Religion, with its emphasis on tradition, has a pretty uneasy relationship with the latest styles in contemporary culture, art included. Much church art, including public art, wavers nervously between a comforting traditionalism and an attempt to be of the moment—somehow. (The cringe-inducing attempts of religious authorities to “reach the youth” by, say, text messages from Jesus suggests that this nervousness is well founded.)
The work of two young public artists suggests, on the other hand, that very radical contemporary styles can work powerfully to convey religious messages—as long as the artist is equally passionate about the style and the message. For Dylan Mortimer, a seemingly irreverent conceptualism serves a deeply held conviction about the nature of the religious quest. For Mohammed Ali, the power of the Qur’an’s challenge to our complacency is perfectly conveyed by the energy and color of graffiti art.
Praying in Public
In the fall of 2008, visitors to Manhattan’s Tramway Plaza Park at 59th Street and Second Avenue were invited, in a particularly cheeky way, to pray in public. Kansas City artist (and pastor) Dylan Mortimer installed “prayer booths” in the park, in phone-company blue, with kneelers, a praying-hands logo instead of a Baby Bell insignia, and the word “Prayer” substituted for “Telephone.”
Within, there was an instruction panel indicating how to kneel and fold the hands, and a warning: “This device exists to facilitate and control prayer in public space. Improper use may result in a penalty or fine. Please avoid the booth if you are sensitive to or feel threatened by actions that are religious in nature.”

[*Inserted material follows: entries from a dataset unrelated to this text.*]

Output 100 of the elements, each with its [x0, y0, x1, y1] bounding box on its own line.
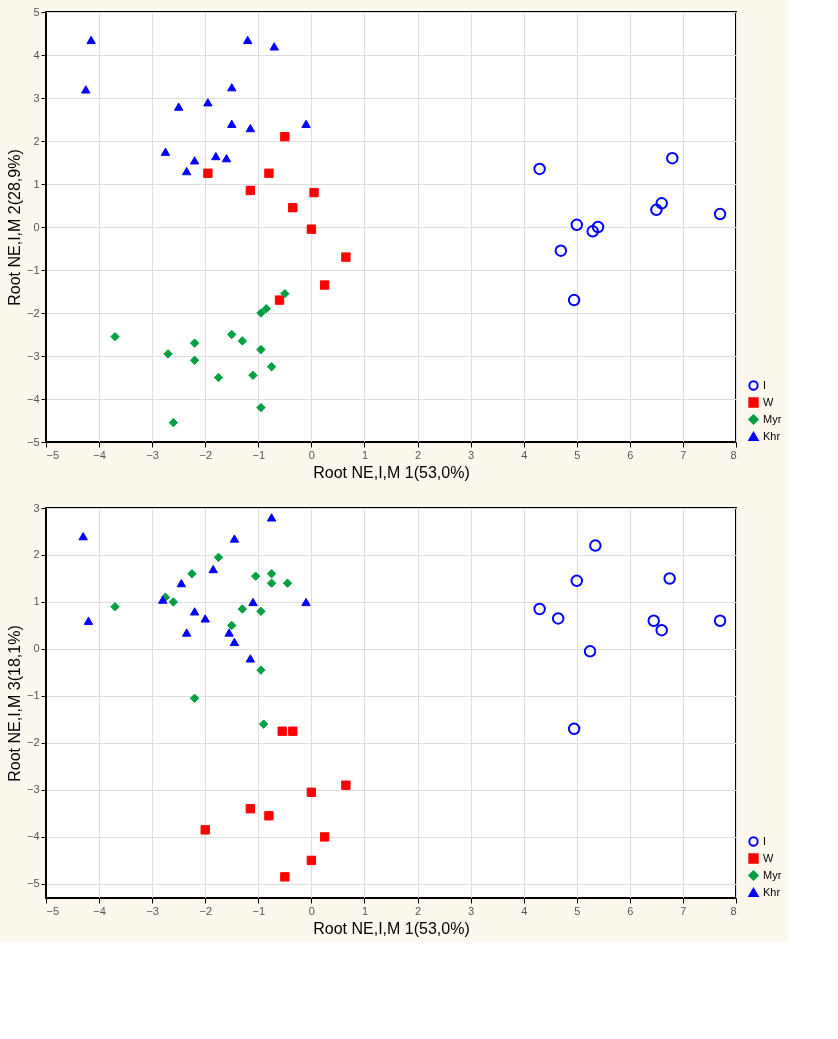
point — [713, 614, 727, 627]
point — [81, 85, 91, 94]
y-tick-label: 1 — [33, 177, 40, 190]
y-tick-label: 5 — [33, 5, 40, 18]
point — [221, 154, 232, 163]
point — [666, 151, 679, 165]
y-tick-label: −2 — [26, 306, 40, 319]
point — [227, 83, 237, 92]
point — [655, 197, 668, 210]
x-tick-label: 3 — [468, 904, 475, 917]
point — [274, 295, 285, 305]
x-tick-label: 7 — [680, 448, 687, 461]
y-tick-label: 0 — [33, 220, 40, 233]
point — [288, 726, 298, 736]
point — [211, 151, 221, 161]
point — [189, 156, 200, 165]
x-tick-label: 0 — [308, 448, 315, 461]
point — [306, 855, 317, 866]
point — [266, 578, 277, 588]
legend-label: I — [763, 378, 767, 391]
point — [533, 602, 546, 616]
legend-label: W — [763, 851, 774, 864]
x-tick-label: 6 — [627, 448, 634, 461]
point — [301, 119, 311, 128]
y-tick-label: −3 — [26, 349, 40, 362]
point — [256, 402, 266, 413]
point — [176, 579, 187, 588]
point — [213, 372, 224, 383]
point — [264, 811, 274, 821]
x-tick-label: 2 — [414, 904, 422, 917]
point — [589, 539, 602, 552]
point — [280, 288, 290, 299]
point — [650, 203, 663, 217]
point — [227, 329, 237, 340]
x-tick-label: 4 — [521, 448, 528, 461]
point — [280, 132, 290, 142]
point — [78, 532, 88, 541]
point — [261, 304, 271, 314]
point — [237, 336, 248, 346]
point — [168, 417, 179, 428]
point — [227, 620, 237, 631]
point — [181, 628, 192, 637]
point — [174, 102, 184, 111]
point — [341, 780, 351, 790]
point — [319, 832, 330, 842]
point — [245, 185, 256, 196]
y-tick-label: 1 — [33, 595, 40, 608]
x-tick-label: 4 — [521, 904, 528, 917]
point — [189, 607, 200, 616]
x-tick-label: 6 — [627, 904, 634, 917]
legend-label: Khr — [763, 429, 781, 442]
point — [200, 825, 210, 835]
point — [160, 147, 171, 156]
point — [586, 225, 599, 238]
point — [280, 872, 290, 882]
point — [269, 42, 279, 51]
point — [189, 355, 200, 365]
y-tick-label: 0 — [33, 642, 40, 655]
point — [266, 362, 277, 372]
legend-label: I — [763, 834, 767, 847]
point — [591, 220, 605, 234]
y-axis-title: Root NE,I,M 3(18,1%) — [5, 625, 23, 782]
point — [243, 35, 253, 45]
x-axis-title: Root NE,I,M 1(53,0%) — [313, 919, 470, 937]
point — [551, 612, 565, 625]
y-tick-label: 4 — [33, 48, 40, 61]
point — [713, 207, 727, 221]
point — [203, 168, 213, 178]
y-tick-label: −2 — [26, 736, 40, 749]
point — [227, 119, 237, 128]
legend-label: Myr — [763, 412, 782, 425]
y-tick-label: −3 — [26, 783, 40, 796]
point — [647, 614, 660, 627]
y-tick-label: 3 — [33, 91, 40, 104]
point — [83, 616, 94, 625]
point — [306, 787, 317, 797]
point — [288, 202, 298, 213]
point — [663, 572, 676, 585]
x-tick-label: −4 — [93, 904, 106, 917]
point — [208, 564, 218, 574]
point — [533, 162, 546, 176]
x-tick-label: 0 — [308, 904, 315, 917]
point — [224, 628, 234, 637]
x-tick-label: −2 — [199, 904, 212, 917]
point — [256, 344, 266, 355]
point — [301, 597, 311, 607]
point — [213, 552, 224, 563]
x-tick-label: 3 — [468, 448, 475, 461]
x-tick-label: 7 — [680, 904, 687, 917]
point — [110, 601, 120, 612]
point — [245, 804, 256, 814]
point — [189, 693, 200, 703]
y-tick-label: −4 — [26, 830, 40, 843]
point — [266, 513, 277, 522]
point — [229, 637, 240, 647]
x-tick-label: 5 — [574, 448, 581, 461]
point — [570, 574, 584, 588]
point — [256, 606, 266, 617]
legend-label: Myr — [763, 868, 782, 881]
x-tick-label: 1 — [361, 448, 369, 461]
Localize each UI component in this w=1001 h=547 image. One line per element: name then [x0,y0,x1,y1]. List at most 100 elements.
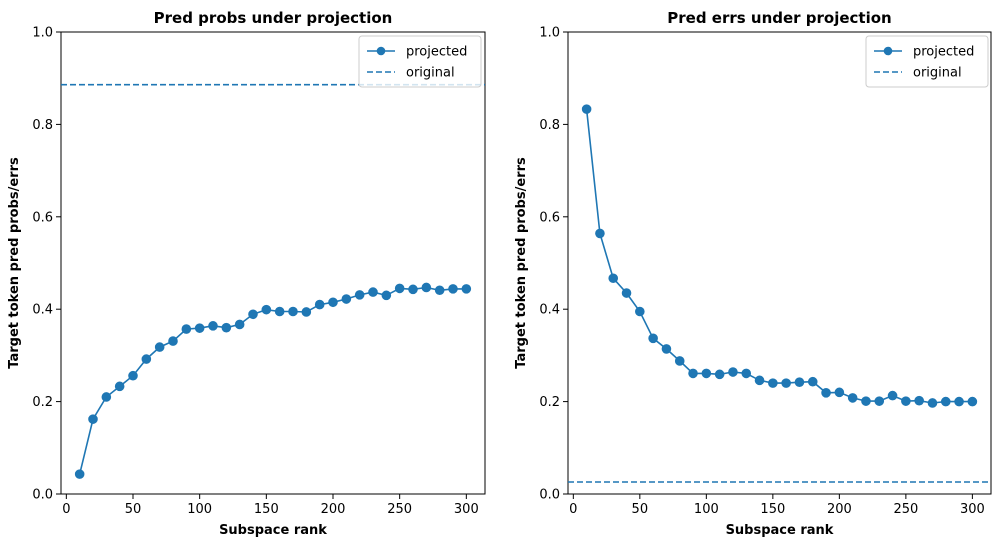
data-point [74,469,85,479]
data-point [194,323,205,333]
x-tick-label: 50 [125,502,142,517]
x-tick-label: 150 [254,502,279,517]
x-tick-label: 250 [387,502,412,517]
plot-area [60,31,486,495]
y-tick-label: 0.0 [32,488,53,503]
data-point [154,342,165,352]
data-point [421,282,432,293]
x-tick-label: 300 [454,502,479,517]
data-point [128,370,138,381]
x-tick-label: 100 [187,502,212,517]
data-point [967,396,978,407]
data-point [408,284,418,295]
data-point [261,304,272,315]
y-tick-label: 0.8 [32,118,53,133]
data-point [728,367,738,377]
plot-area [567,31,992,495]
legend: projected original [358,35,482,88]
data-point [887,390,898,401]
data-point [648,333,658,344]
y-tick-label: 0.6 [539,210,560,225]
data-point [301,307,312,317]
data-point [608,273,619,284]
data-point [248,309,258,320]
legend-label-original: original [406,66,455,81]
data-point [328,297,338,308]
x-tick-label: 150 [760,502,785,517]
data-point [821,388,831,398]
data-point [754,375,765,386]
data-point [940,396,951,407]
data-point [901,396,911,406]
x-tick-label: 300 [960,502,985,517]
data-point [181,324,192,334]
y-tick-label: 1.0 [539,26,560,41]
legend-label-projected: projected [913,45,974,60]
x-tick-label: 0 [62,502,70,517]
data-point [221,322,232,333]
legend: projected original [865,35,989,88]
x-axis-label: Subspace rank [726,523,834,538]
data-point [288,306,298,317]
legend-label-original: original [913,66,962,81]
data-point [208,321,218,331]
legend-marker-projected [883,46,893,56]
data-point [807,376,818,387]
x-tick-label: 100 [694,502,719,517]
data-point [781,378,791,388]
data-point [381,290,392,301]
data-point [847,393,858,403]
data-point [88,414,98,424]
data-point [927,398,938,408]
legend-box [865,35,989,88]
data-point [354,290,365,300]
x-axis-label: Subspace rank [219,523,327,538]
legend-box [358,35,482,88]
y-tick-label: 1.0 [32,26,53,41]
data-point [661,344,672,354]
y-tick-label: 0.0 [539,488,560,503]
data-point [274,306,285,317]
x-tick-label: 0 [569,502,577,517]
data-point [341,294,352,304]
x-tick-label: 200 [321,502,346,517]
data-point [688,368,698,379]
legend-marker-projected [376,46,386,56]
data-point [701,368,712,379]
data-point [114,381,125,392]
data-point [448,284,458,294]
chart-title: Pred errs under projection [667,9,891,27]
data-point [168,336,178,346]
data-point [874,396,885,406]
data-point [234,319,245,330]
y-tick-label: 0.2 [539,395,560,410]
data-point [954,396,964,407]
x-tick-label: 50 [632,502,649,517]
data-point [314,299,325,310]
data-point [914,395,924,406]
chart-panel-1: Pred probs under projection 0 50 100 150 200 2… [7,9,486,538]
data-point [581,104,592,114]
data-point [595,228,605,239]
data-point [141,354,152,364]
y-tick-label: 0.2 [32,395,53,410]
data-point [368,287,378,297]
y-axis-label: Target token pred probs/errs [7,157,22,369]
data-point [394,283,405,294]
x-tick-label: 200 [827,502,852,517]
data-point [861,396,871,406]
data-point [714,369,725,380]
x-tick-label: 250 [893,502,918,517]
data-point [834,387,845,398]
chart-title: Pred probs under projection [154,9,393,27]
data-point [461,284,472,294]
data-point [768,378,778,388]
data-point [434,285,445,296]
y-tick-label: 0.4 [539,303,560,318]
data-point [674,356,685,366]
y-tick-label: 0.8 [539,118,560,133]
data-point [741,368,752,379]
data-point [621,288,632,298]
chart-panel-2: Pred errs under projection 0 50 100 150 200 25… [514,9,992,538]
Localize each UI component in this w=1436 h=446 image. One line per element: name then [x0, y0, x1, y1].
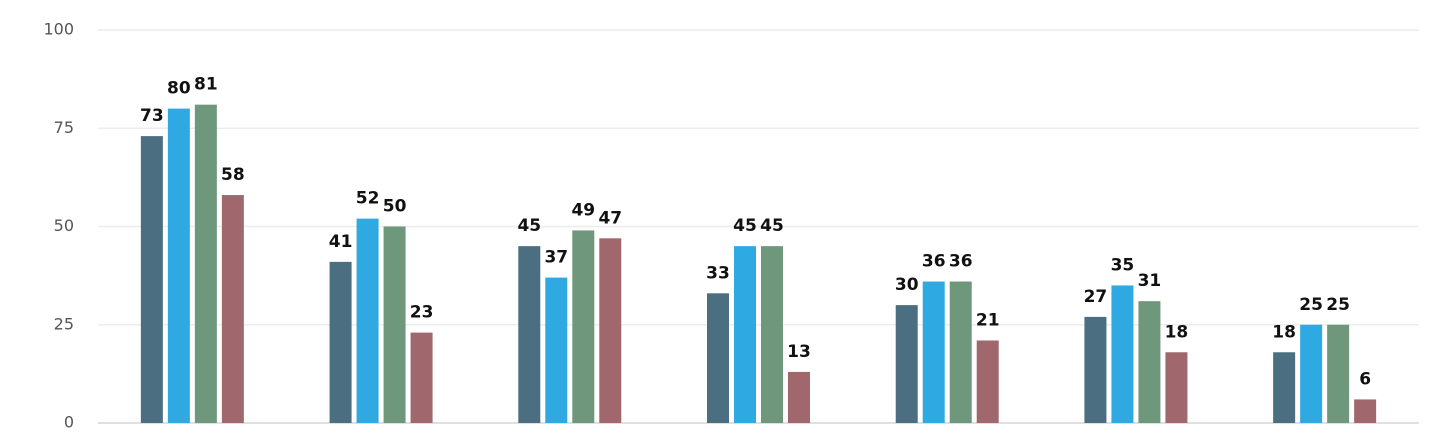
value-label: 31	[1138, 271, 1162, 291]
value-label: 45	[517, 216, 541, 236]
value-label: 47	[598, 208, 622, 228]
value-label: 30	[895, 275, 919, 295]
bar	[140, 136, 163, 424]
value-label: 36	[922, 252, 946, 272]
y-tick-label: 0	[64, 413, 74, 432]
value-label: 45	[760, 216, 784, 236]
bar	[1084, 316, 1107, 423]
bar	[167, 108, 190, 423]
bar	[895, 305, 918, 423]
bar	[761, 246, 783, 423]
value-label: 6	[1359, 369, 1371, 389]
value-label: 25	[1326, 295, 1350, 315]
y-tick-label: 75	[54, 118, 74, 137]
bar	[194, 104, 217, 424]
bar	[1111, 285, 1134, 423]
value-label: 18	[1272, 322, 1296, 342]
bar	[707, 293, 729, 423]
value-label: 73	[140, 106, 164, 126]
value-label: 35	[1111, 255, 1135, 275]
value-label: 33	[706, 263, 730, 283]
bar	[949, 281, 972, 423]
value-label: 50	[383, 197, 407, 217]
value-label: 58	[221, 165, 245, 185]
value-label: 27	[1084, 287, 1108, 307]
value-label: 18	[1165, 322, 1189, 342]
bar	[545, 277, 568, 423]
value-label: 45	[733, 216, 757, 236]
bar	[788, 371, 810, 423]
y-tick-label: 50	[54, 216, 74, 235]
y-tick-label: 25	[54, 314, 74, 333]
bar	[922, 281, 945, 423]
bar	[1354, 399, 1377, 423]
bar	[410, 332, 433, 423]
bar	[1138, 301, 1161, 423]
bar	[572, 230, 595, 423]
bar	[1327, 324, 1350, 423]
value-label: 49	[571, 200, 595, 220]
value-label: 52	[356, 189, 380, 209]
value-label: 23	[410, 303, 434, 323]
value-label: 37	[544, 248, 568, 268]
bar	[518, 246, 541, 423]
bar	[383, 226, 406, 423]
value-label: 21	[976, 310, 1000, 330]
bar	[329, 261, 352, 423]
bar	[976, 340, 999, 423]
value-label: 41	[329, 232, 353, 252]
value-label: 25	[1299, 295, 1323, 315]
bar	[356, 218, 379, 423]
value-label: 80	[167, 79, 191, 99]
bar	[1273, 352, 1296, 423]
bar	[734, 246, 756, 423]
value-label: 36	[949, 252, 973, 272]
y-tick-label: 100	[43, 20, 74, 39]
bar	[1165, 352, 1188, 423]
bar	[221, 195, 244, 423]
bar	[599, 238, 622, 423]
value-label: 81	[194, 75, 218, 95]
value-label: 13	[787, 342, 811, 362]
bar	[1300, 324, 1323, 423]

The faux-officialese, with its nervous care to avoid offending secular sensibilities, shows up in other Mortimer works, too: his alarmingly orange “Bible dispenser,” for example—a copy of the sort of kiosk that contains real-estate-listing pamphlets or Learning Annex catalogs. The outside bears a triangular warning logo with an exclamation point, and “Caution/Cuidado: Religious content may be encountered inside.” The orange covers of the Bibles inside the dispenser bear the same warning.
And there’s a digital print from 2002, “Caution: Interacting with the Homeless.” In the flat, saturated colors of airline emergency instruction cards, a man stands with a shopping cart packed with belongings and a Bible in his hand; another man sits on a park bench, also holding Holy Writ. “Interaction with the homeless may result in discussions of a religious nature. If you are sensitive to religious or spiritual topics, avoid interaction with the homeless.”
“Coming from the perspective of a person of faith,” says the artist, who is also the lead pastor at Kansas City’s Rivercity Community Church, an inner-city congregation, “I find it interesting to see how people in our culture are pressured not to acknowledge that they have spiritual or religious connections. I want to step into the messiness of what it would be like if you didn’t have to hide your beliefs.”
It’s a message that Mortimer sends in the most un-churchy visual vocabulary imaginable. The “cool” comes from his training at Kansas City’s Art Institute and the School of Visual Arts (SVA) in Manhattan, from which he graduated in 2006; the interest in public signage was the result of an undergraduate semester in Britain. “Seeing foreign road signs for the first time jolted me out of my familiarity with signage and struck me with the immediacy of the communication that signs provide,” he says. He put up temporary, and illegal, signs in Bristol, including several near an Anglican church. They said things like “Prayer Allowed: 40 yds.” and “Some Sacrifice May Be Required” above a black-on-orange crown of thorns.
Mortimer had been attending Rivercity Community Church for a few years before going to SVA; on his return to Kansas City, he was asked by Rivercity’s departing pastor to take over the pulpit. But Mortimer the artist isn’t proselytizing for the Christian faith—as he explains it, he’s engaging with the reality of people’s lives, a reality that often includes faith, doubt, and the search for truth. The search is the main thing, he believes, that ties together his artistic and pastoral vocations.
“I told my friends in the art community that I was going into the pastoral stuff, and I was expecting them to be skeptical,” he says. “But all of them—one hundred percent—said ‘That’s awesome.’ And the people I respect most on the spiritual side are willing to do the same thing that artists do: question everything. Both art and religion are ways of mining for truth.”
His current work is insouciant in a whole new way: fusions of hip-hop culture and religion, including rhinestone-studded “bling” jewelry that reads “Jesus Christ, God!” and “Ble$$ed” and “Who Created Yo Ass?” The materialism of the milieu doesn’t deter Mortimer. “I get it that people in poverty sometimes express liberation through material things,” he says. And the frankness of hip-hop returns him to the values implicit in the sign pieces. “In hip-hop, there’s total permission to express things directly,” he says. “There’s no sense of ‘This is what I believe but I’d better not say it out loud.’ I find that really compelling.”